From Africa to Cuba

Art venue “El Espacio 23” looks beyond borders

Art venue “El Espacio 23” looks beyond borders

By Karen-Janine Cohen

Miami’s global connections are not only financial but cultural as well, and supercharging this social scene is one of the city’s youngest art venues – El Espacio 23 in Allapattah, the western neighborhood where numerous galleries and museums (most notably the Rubel) have landed after fleeing more expensive venues in Wynwood and elsewhere.

`El Espacio 23 is an endeavor of art-lover Jorge M. Pérez, chairman and CEO of the Related Group and a founding spirit and philanthropist of downtown’s eponymously named Pérez Art Museum Miami (PAMM). El Espacio 23 is casting a wide international net, with a pointed focus on contemporary African works. As it prepares for its fall show – the fourth since opening in 2019 – curators will call into conversation art from the African diaspora, particularly in Latin America and the U.S., with art and artists from the motherland.

While the treasure trove of art Pérez donated to the PAMM was rich in Latin American mid-century artists and connects to Pérez’s Cuban roots, the El Espacio 23 collection is different. Here, the emphasis is toward a more contemporary and international scope. While the works of older artists are not ignored, living artists are the focus.

El Espacio 23’s inaugural show, “Time for Change: Art and Social Unrest in the Jorge M. Pérez Collection,” displayed works by more than 80 artists from around the world. The space’s second exhibit, “WITNESS: Afro Perspectives from the Jorge M. Pérez Collection,” featured upwards of 100 works from African and African diaspora artists. The upcoming show, scheduled for November, will also feature contemporary African artists, and those with a connection to the continent.
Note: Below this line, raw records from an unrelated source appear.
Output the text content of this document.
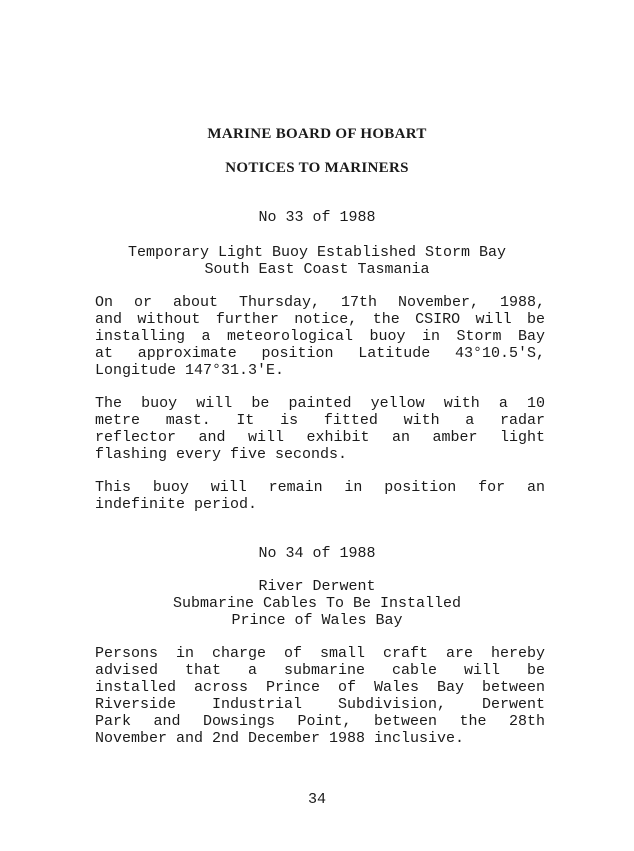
MARINE BOARD OF HOBART
NOTICES TO MARINERS
No 33 of 1988
Temporary Light Buoy Established Storm Bay
South East Coast Tasmania
On or about Thursday, 17th November, 1988,
and without further notice, the CSIRO will be
installing a meteorological buoy in Storm Bay
at approximate position Latitude 43°10.5'S,
Longitude 147°31.3'E.
The buoy will be painted yellow with a 10
metre mast. It is fitted with a radar
reflector and will exhibit an amber light
flashing every five seconds.
This buoy will remain in position for an
indefinite period.
No 34 of 1988
River Derwent
Submarine Cables To Be Installed
Prince of Wales Bay
Persons in charge of small craft are hereby
advised that a submarine cable will be
installed across Prince of Wales Bay between
Riverside Industrial Subdivision, Derwent
Park and Dowsings Point, between the 28th
November and 2nd December 1988 inclusive.
34
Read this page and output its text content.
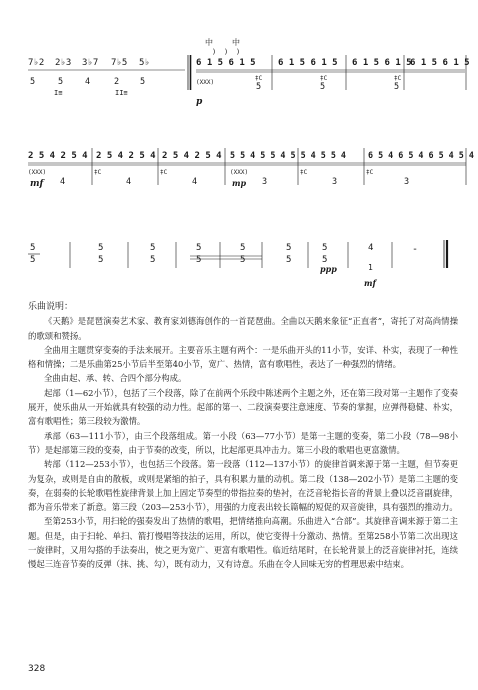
中 中
) ) )
7♭2 2♭3 3♭7 7♭5 5♭	6 1 5 6 1 5 6 1 5 6 1 5 6 1 5 6 1 5
6 1 5 6 1 5
5	5	4	2 5	5	5	5
I≡	II≡
(XXX)
‡C	‡C	‡C
p
2 5 4 2 5 4 2 5 4 2 5 4 2 5 4 2 5 4 5 5 4 5 5 4 5 5 4 5 5 4	6 5 4 6 5 4 6 5 4 5 4
(XXX)	‡C	‡C	(XXX)	‡C	‡C
4	4	4	3	3	3
mf	mp
5	5	5	5	5	5	5	4	-
5	5	5	5	5	5	5
1
ppp
mf

乐曲说明：

《天鹅》是琵琶演奏艺术家、教育家刘德海创作的一首琵琶曲。全曲以天鹅来象征“正直者”，寄托了对高尚情操的歌颂和赞扬。

全曲用主题贯穿变奏的手法来展开。主要音乐主题有两个：一是乐曲开头的11小节，安详、朴实，表现了一种性格和情操；二是乐曲第25小节后半至第40小节，宽广、热情，富有歌唱性，表达了一种强烈的情绪。

全曲由起、承、转、合四个部分构成。

起部（1—62小节），包括了三个段落，除了在前两个乐段中陈述两个主题之外，还在第三段对第一主题作了变奏展开，使乐曲从一开始就具有较强的动力性。起部的第一、二段演奏要注意速度、节奏的掌握，应弹得稳健、朴实，富有歌唱性；第三段较为激情。

承部（63—111小节），由三个段落组成。第一小段（63—77小节）是第一主题的变奏，第二小段（78—98小节）是起部第三段的变奏，由于节奏的改变，所以，比起部更具冲击力。第三小段的歌唱也更富激情。

转部（112—253小节），也包括三个段落。第一段落（112—137小节）的旋律首调来源于第一主题，但节奏更为复杂，或则是自由的散板，或则是紧缩的拍子，具有积累力量的动机。第二段（138—202小节）是第二主题的变奏，在弱奏的长轮歌唱性旋律背景上加上固定节奏型的带指拉奏的垫衬，在泛音轮指长音的背景上叠以泛音副旋律，都为音乐带来了新意。第三段（203—253小节），用强的力度表出较长篇幅的短促的双音旋律，具有强烈的推动力。

至第253小节，用扫轮的强奏发出了热情的歌唱，把情绪推向高潮。乐曲进入“合部”。其旋律音调来源于第二主题。但是，由于扫轮、单扫、箭打慢唱等技法的运用，所以，使它变得十分激动、热情。至第258小节第二次出现这一旋律时，又用勾搭的手法奏出，使之更为宽广、更富有歌唱性。临近结尾时，在长轮背景上的泛音旋律衬托，连续慢起三连音节奏的反弹（抹、挑、勾），既有动力，又有诗意。乐曲在令人回味无穷的哲理思索中结束。

328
Such links stood out when researching and collecting Cuban, Brazilian, and African American art, says Anelys Alvarez, assistant curator at El Espacio 23, the Jorge M Pérez Collection, and the Related Group. “For many artists, Africa ties together the different areas of concentration,” she says, creating a web of connections encompassing African American artists, Afro-Cuban artists, Afro-Brazilian artists, and others with cultural or ancestral ties to the continent.

One need not wait until after hurricane season to visit El Espacio 23, however. It has a terrific show going on through the end of July. “You Know Who You Are, Recent Acquisitions of Cuban Art from the Jorge M. Pérez Collection,” is a sharp, wry, often painful look at the work of mostly contemporary Cuban artists. 

El Espacio itself is two connected warehouses – high ceilinged and expansive, with a lively, energetic feel, and a conceptual approach both accessible and pointed. Upon entering the 28,000-square-foot venue, an inviting pair of couches bracket what at first appears like a typical coffee table covered with books. Yet a closer look reveals the books are wood. It’s the work of Lester Alvarez, who is speaking about censorship with “books” that were never published and are impossible to read anyway. 

Other standouts among the treasure trove of “commentary” art, laced with aesthetic and intimate experience, are the wooden sculptures of Luis Manuel Otero Alcántara. The table-top size figures are from the series “Los héroes no pesan” (Heroes do not carry weight) and demand attention. The rough-hewn human shapes, which seem to snarl with vulnerability, are created from reclaimed wood and reference, in part, Cuban veterans of the Angola War. 

Alcántara himself, who was named by Time magazine as one of the most influential people of 2021, was sentenced for his activism to a Cuban jail, where he remains.